To comply with the legislation, the Southwark and Vauxhall Company built new waterworks in Hampton between Molesey and Sunbury Locks in 1855. The site was shared in a joint venture with the Grand Junction Waterworks Company and the West Middlesex Waterworks Company. The company also constructed the Stain Hill Reservoirs and a 36 in direct water main to Battersea, its main network of smaller mains spreading out along the route. A third reservoir was opened later in the year between Nunhead Cemetery and Peckham Rye.

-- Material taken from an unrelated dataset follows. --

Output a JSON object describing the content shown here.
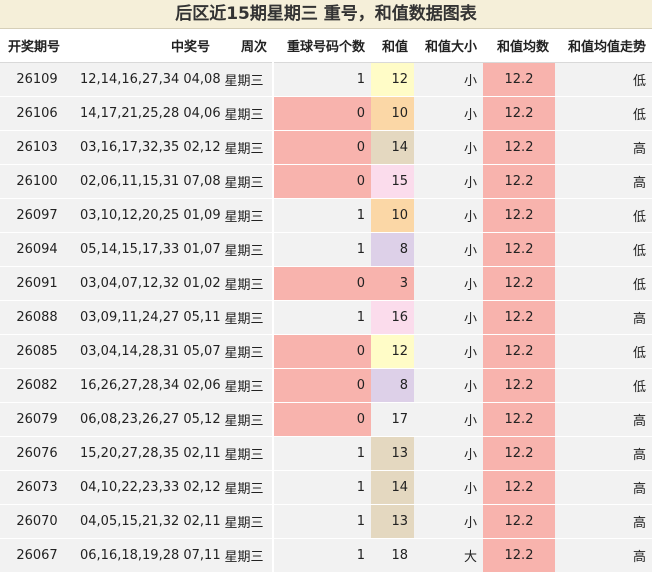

Notwithstanding this, in 1878 from contamination or low-quality filtration, this water company had substantially the worst quality of water. This may in part have been due to less used, uncovered filter beds in Battersea which were soon after 1900 made defunct. Dr. Frankland's analysis of water supplied to London during the month of October 1876 gave a relative degree of organic impurity compared to a given volume of the Kent Company's water. He also compared the samples from those of August and September. Organic impurity was measured relative to the Kent Water Company's benchmark, who supplied part of London (in areas, in direct competition with the others). The figures were:

| Competing company | Relative impurity |
|---|---|
| New River | 0.9 |
| Kent | 1 |
| East London | 2.4 |
| West Middlesex | 2.8 |
| Grand Junction | 3.3 |
| Lambeth | 4.1 |
| Chelsea | 4.2 |
| Southwark | 4.5 |

The water delivered by the latter five companies, drawing their supply exclusively from the Thames, when compared with that supplied in August and September, showed a marked deterioration in quality. It had a higher proportion of contamination with organic matter. The sample of the Southwark Company's water was poorest: "slightly turbid from insufficient filtration, and contained moving organisms".

By 1903 the SVWC supplied a population of 860,173 in 128,871 houses of which 122,728 (95.3%) had a constant supply.